Source – techtarget.com

A service registry sits between a client and server in a network and controls access between both of them. It is a critical part of the application stack and has a big impact on the end-user experience. With the growing use of microservices, the role of a service registry has become even more important as the number of services that talk to each other has grown exponentially.

Service registries need to be fine-tuned and rearchitected to function seamlessly in a microservices world. More importantly, they need to be governed differently from older models. Let’s look at how we can better govern service registries and why a modern platform like Kubernetes does it the right way.

Kubernetes service discovery is dynamic

In a microservices architecture, containers are short-lived. As containers get outdated or corrupted, they are killed, and new containers take their place automatically. This is what keeps the services running on top of these containers highly available.

Kubernetes automatically assigns an IP address to every group of containers, or pods, as Kubernetes refers to them. As containers and pods are replaced with new ones, new IP addresses are assigned automatically, and they register themselves with new IP addresses. Because the system is always aware of changing IP addresses, Kubernetes service discovery is dynamic and works well at the scale of microservices. Kubernetes uses SkyDNS to map requests to services according to IP address.

Services are inspected by the kubelet

Services can affect each other by spreading vulnerabilities or draining resources from each other. It’s important to ensure only healthy services are running in your system. Unhealthy ones should be retired or replaced.

In Kubernetes, this is done by the kubelet. Kubelet is a core component of the Kubernetes system, and it inspects every pod to ensure that the containers in them are healthy.

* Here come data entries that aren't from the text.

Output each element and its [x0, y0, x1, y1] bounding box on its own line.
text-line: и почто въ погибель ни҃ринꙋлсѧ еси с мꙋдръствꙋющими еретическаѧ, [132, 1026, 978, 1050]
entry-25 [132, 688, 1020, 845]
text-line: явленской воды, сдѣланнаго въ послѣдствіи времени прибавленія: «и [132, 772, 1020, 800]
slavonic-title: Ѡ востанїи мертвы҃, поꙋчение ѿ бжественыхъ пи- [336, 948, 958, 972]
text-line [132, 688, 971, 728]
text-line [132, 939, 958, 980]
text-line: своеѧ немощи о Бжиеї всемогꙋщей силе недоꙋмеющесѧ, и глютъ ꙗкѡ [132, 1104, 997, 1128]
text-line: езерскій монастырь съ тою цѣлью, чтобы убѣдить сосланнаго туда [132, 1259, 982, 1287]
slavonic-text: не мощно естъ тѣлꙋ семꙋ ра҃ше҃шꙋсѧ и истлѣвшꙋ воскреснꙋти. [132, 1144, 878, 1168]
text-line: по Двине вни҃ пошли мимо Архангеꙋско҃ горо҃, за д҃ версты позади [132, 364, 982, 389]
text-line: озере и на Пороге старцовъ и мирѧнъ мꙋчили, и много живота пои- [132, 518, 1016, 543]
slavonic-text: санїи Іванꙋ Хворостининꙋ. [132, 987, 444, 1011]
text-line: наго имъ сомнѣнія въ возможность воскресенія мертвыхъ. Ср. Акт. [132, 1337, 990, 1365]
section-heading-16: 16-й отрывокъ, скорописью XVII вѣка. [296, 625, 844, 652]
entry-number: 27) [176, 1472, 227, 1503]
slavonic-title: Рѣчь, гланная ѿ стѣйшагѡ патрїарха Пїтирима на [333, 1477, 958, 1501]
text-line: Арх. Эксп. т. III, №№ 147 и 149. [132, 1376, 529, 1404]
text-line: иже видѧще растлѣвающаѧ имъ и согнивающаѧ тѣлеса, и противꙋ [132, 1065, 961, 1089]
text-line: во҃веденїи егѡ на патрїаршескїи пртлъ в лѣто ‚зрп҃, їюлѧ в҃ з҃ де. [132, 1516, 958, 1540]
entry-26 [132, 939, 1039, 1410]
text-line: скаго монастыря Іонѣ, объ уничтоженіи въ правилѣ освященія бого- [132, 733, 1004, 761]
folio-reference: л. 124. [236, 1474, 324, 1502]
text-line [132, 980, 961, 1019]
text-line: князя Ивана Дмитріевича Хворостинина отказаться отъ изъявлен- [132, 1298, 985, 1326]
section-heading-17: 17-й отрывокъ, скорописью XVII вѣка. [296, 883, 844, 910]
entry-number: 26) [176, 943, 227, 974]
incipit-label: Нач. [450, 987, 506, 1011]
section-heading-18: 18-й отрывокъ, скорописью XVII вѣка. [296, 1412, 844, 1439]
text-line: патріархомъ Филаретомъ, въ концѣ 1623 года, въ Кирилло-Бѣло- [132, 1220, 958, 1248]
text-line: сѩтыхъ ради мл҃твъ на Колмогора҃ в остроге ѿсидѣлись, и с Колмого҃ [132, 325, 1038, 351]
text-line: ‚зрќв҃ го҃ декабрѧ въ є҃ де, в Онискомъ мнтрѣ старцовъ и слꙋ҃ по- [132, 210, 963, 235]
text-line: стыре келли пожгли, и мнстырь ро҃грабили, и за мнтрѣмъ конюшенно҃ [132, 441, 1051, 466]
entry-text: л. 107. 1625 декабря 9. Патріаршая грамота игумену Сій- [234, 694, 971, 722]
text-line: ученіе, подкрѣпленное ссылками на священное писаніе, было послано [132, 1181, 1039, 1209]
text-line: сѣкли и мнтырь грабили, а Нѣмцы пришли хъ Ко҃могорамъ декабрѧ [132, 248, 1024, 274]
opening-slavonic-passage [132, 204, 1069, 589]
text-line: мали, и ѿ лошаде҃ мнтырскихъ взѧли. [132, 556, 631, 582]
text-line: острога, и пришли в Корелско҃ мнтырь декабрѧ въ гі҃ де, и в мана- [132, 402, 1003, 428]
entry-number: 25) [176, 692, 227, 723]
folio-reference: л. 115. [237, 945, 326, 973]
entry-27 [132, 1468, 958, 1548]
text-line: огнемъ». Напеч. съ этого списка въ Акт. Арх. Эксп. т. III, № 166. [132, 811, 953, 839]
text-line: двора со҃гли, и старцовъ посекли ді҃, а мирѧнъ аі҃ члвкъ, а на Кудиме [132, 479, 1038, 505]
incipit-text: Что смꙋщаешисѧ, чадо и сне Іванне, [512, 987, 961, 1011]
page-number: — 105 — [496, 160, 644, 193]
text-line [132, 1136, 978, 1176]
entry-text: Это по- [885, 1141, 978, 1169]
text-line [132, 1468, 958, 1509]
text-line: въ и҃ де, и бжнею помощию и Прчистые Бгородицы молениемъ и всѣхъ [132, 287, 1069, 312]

Requests are load balanced by kube-proxy

When applications are bombarded with web-scale traffic, they need a way to route requests equally across services. Load balancing builds on service discovery; it ensures that traffic intended for one instance is balanced against any other instances that provide the same service. For Kubernetes, the kube-proxy handles load balancing.

By combining Kubernetes service discovery, inspection and load balancing, you have the ingredients of a great governance model for a modern microservices application. These three things in combination have the potential to scale to running millions of containers. And remember: These service governance principles can be applied to any application in order to improve the way services are governed — no matter what scale you operate at.